Restarting prodigy on same dataset doesn't skip completed tasks (custom recipe)

Good day,

We created a custom recipe for our use case. We have many audios to categorize in a session, so we complete a few tasks, then click on the save icon to save the annotations for those few. If we restart the server, running prodigy with the same arguments on the command line, the completed tasks are not skipped. It seems that it creates a new session on the same dataset. How do we skip the completed tasks, so we begin on the first one that we need to still review/annotate?

Thanks.

hi @joebuckle!

Thanks for your question.

Are you familiar with Prodigy's hashing?

When a new example comes in, Prodigy assigns it two hashes: the input hash and the task hash . Both hashes are integers, so they can be stored as JSON with each task.

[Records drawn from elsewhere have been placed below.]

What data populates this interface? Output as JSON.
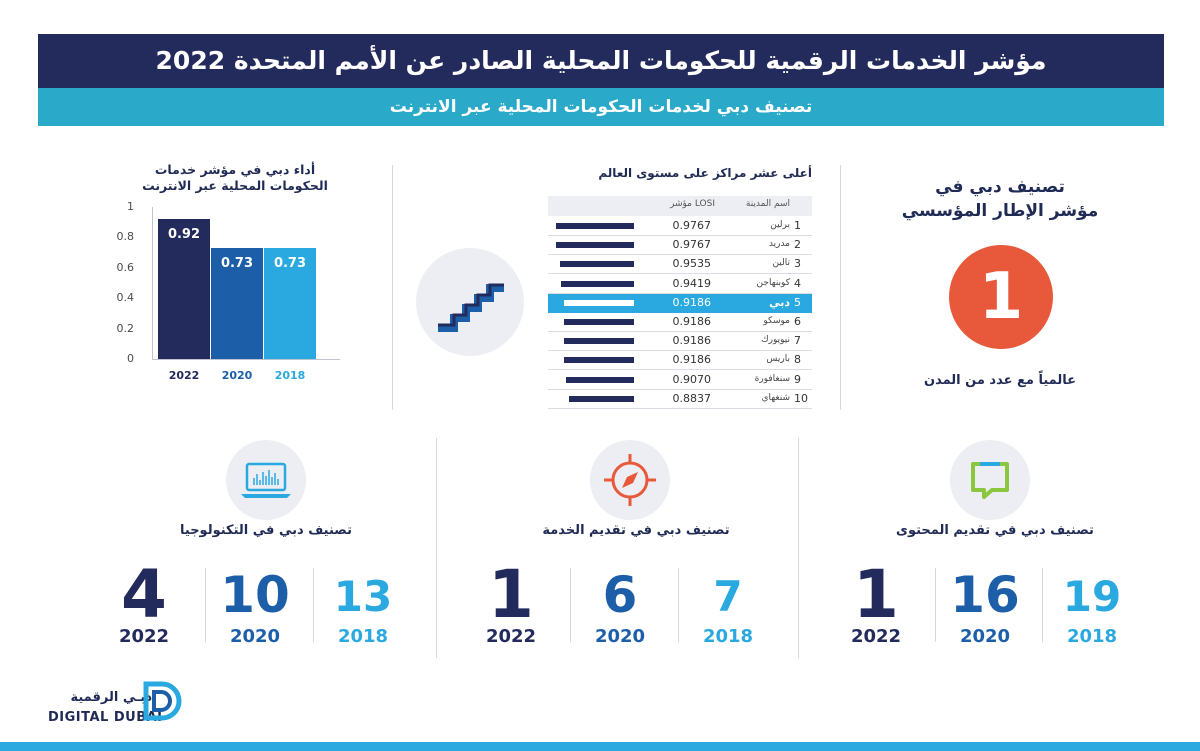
{
  "header": {
    "title": "مؤشر الخدمات الرقمية للحكومات المحلية الصادر عن الأمم المتحدة 2022",
    "subtitle": "تصنيف دبي لخدمات الحكومات المحلية عبر الانترنت"
  },
  "chart_data": {
    "type": "bar",
    "title": "أداء دبي في مؤشر خدمات الحكومات المحلية عبر الانترنت",
    "categories": [
      "2022",
      "2020",
      "2018"
    ],
    "values": [
      0.92,
      0.73,
      0.73
    ],
    "value_labels": [
      "0.92",
      "0.73",
      "0.73"
    ],
    "ylim": [
      0,
      1
    ],
    "yticks": [
      "1",
      "0.8",
      "0.6",
      "0.4",
      "0.2",
      "0"
    ],
    "colors": [
      "#232a5c",
      "#1c5fa8",
      "#2aa9e0"
    ],
    "grid": false
  },
  "ranking": {
    "title": "أعلى عشر مراكز على مستوى العالم",
    "col_city": "اسم المدينة",
    "col_losi": "مؤشر LOSI",
    "highlight_color": "#2aa9e0",
    "rows": [
      {
        "rank": "1",
        "city": "برلين",
        "losi": "0.9767",
        "score": 0.9767
      },
      {
        "rank": "2",
        "city": "مدريد",
        "losi": "0.9767",
        "score": 0.9767
      },
      {
        "rank": "3",
        "city": "تالين",
        "losi": "0.9535",
        "score": 0.9535
      },
      {
        "rank": "4",
        "city": "كوبنهاجن",
        "losi": "0.9419",
        "score": 0.9419
      },
      {
        "rank": "5",
        "city": "دبي",
        "losi": "0.9186",
        "score": 0.9186,
        "highlight": true
      },
      {
        "rank": "6",
        "city": "موسكو",
        "losi": "0.9186",
        "score": 0.9186
      },
      {
        "rank": "7",
        "city": "نيويورك",
        "losi": "0.9186",
        "score": 0.9186
      },
      {
        "rank": "8",
        "city": "باريس",
        "losi": "0.9186",
        "score": 0.9186
      },
      {
        "rank": "9",
        "city": "سنغافورة",
        "losi": "0.9070",
        "score": 0.907
      },
      {
        "rank": "10",
        "city": "شنغهاي",
        "losi": "0.8837",
        "score": 0.8837
      }
    ]
  },
  "institutional": {
    "title_line1": "تصنيف دبي في",
    "title_line2": "مؤشر الإطار المؤسسي",
    "rank": "1",
    "subtitle": "عالمياً مع عدد من المدن",
    "circle_color": "#e8583a"
  },
  "panels": {
    "technology": {
      "title": "تصنيف دبي في التكنولوجيا",
      "icon": "laptop-chart-icon",
      "values": [
        "4",
        "10",
        "13"
      ],
      "years": [
        "2022",
        "2020",
        "2018"
      ]
    },
    "service": {
      "title": "تصنيف دبي في تقديم الخدمة",
      "icon": "compass-icon",
      "values": [
        "1",
        "6",
        "7"
      ],
      "years": [
        "2022",
        "2020",
        "2018"
      ]
    },
    "content": {
      "title": "تصنيف دبي في تقديم المحتوى",
      "icon": "chat-bubble-icon",
      "values": [
        "1",
        "16",
        "19"
      ],
      "years": [
        "2022",
        "2020",
        "2018"
      ]
    }
  },
  "logo": {
    "arabic": "دبـي الرقمية",
    "english": "DIGITAL DUBAI"
  },
  "colors": {
    "navy": "#232a5c",
    "teal": "#2aa9c9",
    "blue": "#1c5fa8",
    "cyan": "#2aa9e0",
    "orange": "#e8583a",
    "green": "#8cc63f"
  }
}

Based on those hashes, Prodigy is able to determine whether two examples are entirely different, different questions about the same input, e.g. text, or the same question about the same input.

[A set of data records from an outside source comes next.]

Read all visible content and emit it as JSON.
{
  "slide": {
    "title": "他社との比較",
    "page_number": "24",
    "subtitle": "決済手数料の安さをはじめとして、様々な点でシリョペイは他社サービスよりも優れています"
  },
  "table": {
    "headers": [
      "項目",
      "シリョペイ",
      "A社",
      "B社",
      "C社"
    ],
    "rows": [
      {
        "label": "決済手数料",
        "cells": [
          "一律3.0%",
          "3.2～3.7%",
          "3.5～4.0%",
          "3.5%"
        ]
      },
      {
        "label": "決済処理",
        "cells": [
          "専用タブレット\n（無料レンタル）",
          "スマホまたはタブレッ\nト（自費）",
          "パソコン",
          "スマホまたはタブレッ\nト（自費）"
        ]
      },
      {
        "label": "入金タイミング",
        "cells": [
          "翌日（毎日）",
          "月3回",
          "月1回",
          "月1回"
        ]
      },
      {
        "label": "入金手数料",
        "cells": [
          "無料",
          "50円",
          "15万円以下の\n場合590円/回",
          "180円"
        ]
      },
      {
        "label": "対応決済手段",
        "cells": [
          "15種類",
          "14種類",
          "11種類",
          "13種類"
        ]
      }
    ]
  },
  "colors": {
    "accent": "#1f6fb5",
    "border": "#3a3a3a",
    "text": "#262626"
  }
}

By default, Prodigy will exclude examples that have the same task hash, which equate to an input + the task. If you ran the exact same task (i.e., recipe), in theory Prodigy should skip it. I'm wondering if the task hash is different due to a slight tweak in your custom recipe.

You could try to modify your exclude_by in your configuration to "input". Prodigy will then skip (aka remove as dedup) based on input hash skipping. Since you're using a custom recipe, you can pass this in your recipe's return where you specify the "config" key values. This makes sure that this setting is only for your recipe and not in your global config.

 return {
        "dataset": dataset,          # the dataset to save annotations to
        "stream": stream,            # the stream of incoming examples
        "config": {
            "exclude_by": "input",  # default value is "task"
        }

Alternatively, since you have a custom recipe, instead of you can also use the hashes to do whatever logic you want. This may be a more ideal way to make sure you handle the logic how you want to.

If you do this, check out the set_hashes to make hashes for your new batch (stream) of data. Also, the get_input_hashes and get_task_hashes which can get all the hashes that exist for a given dataset.

Let me know if this helps or if you have any further questions!

The "exclude_by" didn't work. It seems that we are getting a new session ID every time. Is that the cause of the issue?

We will try set_hashes. Thanks.

To set unique session ID's, have you tried to set your session ID by multi-user sessions (i.e., add ?session_id=my_session_1 to your URL)? Otherwise, by default Prodigy creates timestamped based session ID's (hence why they're different).

However, this shouldn't affect either the input hash (which is created by any values of keys with "text", "image", "html", "input") or the task hash (which concatenates the input hash with a new hash for values from keys named "spans", "label", "options", "arcs")

Another possibility, here was an audio user who had issues with their hashing because they accidentally used the keyname "paths" (there are several others like this on the default ignore list). Low chance but definitely could be what's explaining this weird behavior.